In this dissertation, we study several topics in genetics, including tag SNP selection, haplotype inference, error detection, and horizontal gene transfer detection. We formulate these problems as computational optimization problems, discuss the complexity, present our novel algorithms, and demonstrate the experimental results.
We first study the genome-wide tag SNP selection problem, propose a new model of multi-marker correlation for the problem, and present a greedy algorithm to select a smallest possible set of tag SNPs according to the model. Our experimental results on several real datasets from the HapMap project demonstrate that the new model yields more succinct tag SNP sets than the previous methods.
We then study how to infer haplotypes from genotype data which may contain genotyping errors, de novo mutations and missing alleles. We assume that there are no recombinants in the genotype data, which is usually true for tightly linked markers.
We prove the problem is NP-hard, and propose a heuristic algorithm, the core ofwhich is an integer linear program (ILP) using the system of linear equations over Galois field GF(2). Our experimental results show that the algorithm can infer haplotypes with a very high accuracy, and recover 65%-94% of genotyping errors depending on the pedigree topology.

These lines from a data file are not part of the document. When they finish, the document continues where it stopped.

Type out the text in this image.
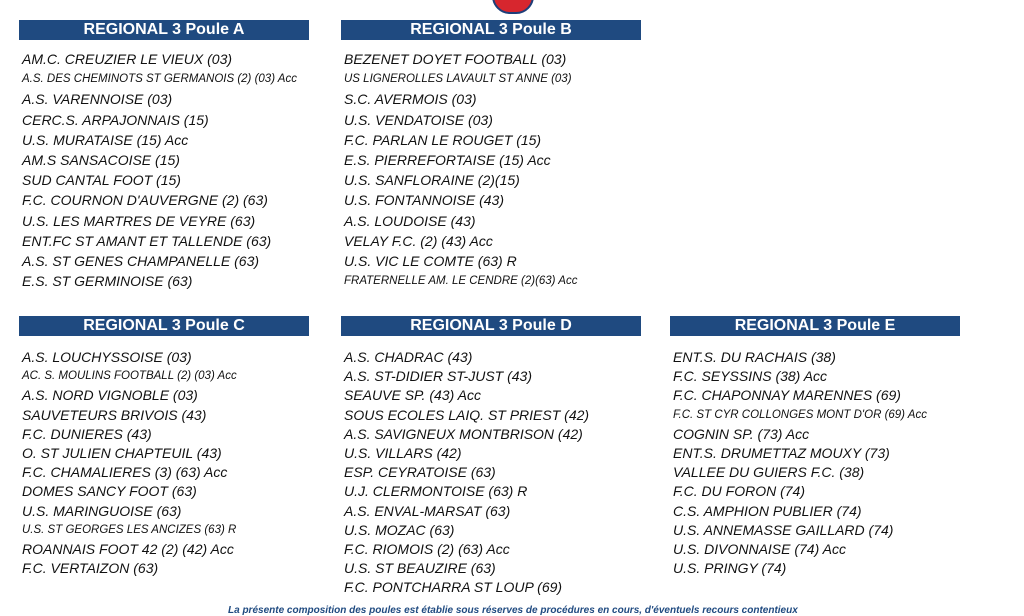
REGIONAL 3 Poule A
AM.C. CREUZIER LE VIEUX (03)
A.S. DES CHEMINOTS ST GERMANOIS (2) (03) Acc
A.S. VARENNOISE (03)
CERC.S. ARPAJONNAIS (15)
U.S. MURATAISE (15) Acc
AM.S SANSACOISE (15)
SUD CANTAL FOOT (15)
F.C. COURNON D'AUVERGNE (2) (63)
U.S. LES MARTRES DE VEYRE (63)
ENT.FC ST AMANT ET TALLENDE (63)
A.S. ST GENES CHAMPANELLE (63)
E.S. ST GERMINOISE (63)
REGIONAL 3 Poule B
BEZENET DOYET FOOTBALL (03)
US LIGNEROLLES LAVAULT ST ANNE (03)
S.C. AVERMOIS (03)
U.S. VENDATOISE (03)
F.C. PARLAN LE ROUGET (15)
E.S. PIERREFORTAISE (15) Acc
U.S. SANFLORAINE (2)(15)
U.S. FONTANNOISE (43)
A.S. LOUDOISE (43)
VELAY F.C. (2) (43) Acc
U.S. VIC LE COMTE (63) R
FRATERNELLE AM. LE CENDRE (2)(63) Acc
REGIONAL 3 Poule C
A.S. LOUCHYSSOISE (03)
AC. S. MOULINS FOOTBALL (2) (03) Acc
A.S. NORD VIGNOBLE (03)
SAUVETEURS BRIVOIS (43)
F.C. DUNIERES (43)
O. ST JULIEN CHAPTEUIL (43)
F.C. CHAMALIERES (3) (63) Acc
DOMES SANCY FOOT (63)
U.S. MARINGUOISE (63)
U.S. ST GEORGES LES ANCIZES (63) R
ROANNAIS FOOT 42 (2) (42) Acc
F.C. VERTAIZON (63)
REGIONAL 3 Poule D
A.S. CHADRAC (43)
A.S. ST-DIDIER ST-JUST (43)
SEAUVE SP. (43) Acc
SOUS ECOLES LAIQ. ST PRIEST (42)
A.S. SAVIGNEUX MONTBRISON (42)
U.S. VILLARS (42)
ESP. CEYRATOISE (63)
U.J. CLERMONTOISE (63) R
A.S. ENVAL-MARSAT (63)
U.S. MOZAC (63)
F.C. RIOMOIS (2) (63) Acc
U.S. ST BEAUZIRE (63)
F.C. PONTCHARRA ST LOUP (69)
REGIONAL 3 Poule E
ENT.S. DU RACHAIS (38)
F.C. SEYSSINS (38) Acc
F.C. CHAPONNAY MARENNES (69)
F.C. ST CYR COLLONGES MONT D'OR (69) Acc
COGNIN SP. (73) Acc
ENT.S. DRUMETTAZ MOUXY (73)
VALLEE DU GUIERS F.C. (38)
F.C. DU FORON (74)
C.S. AMPHION PUBLIER (74)
U.S. ANNEMASSE GAILLARD (74)
U.S. DIVONNAISE (74) Acc
U.S. PRINGY (74)
La présente composition des poules est établie sous réserves de procédures en cours, d'éventuels recours contentieux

We also study the detection of mutations, sequencing errors, and horizontal gene transfers in a set of closely related microbial genomes which do not align well because of rearrangements. We use a new SNP definition to handle the rearrangement problem, divide the problem into several optimization subproblems, and propose a series of algorithms to tackle each subproblem. Results from simulation experiments show that we can detect 31%-61% of horizontal gene transfer events depending on the mutation and missing rates, and the precision of our detection is about 48%-90%.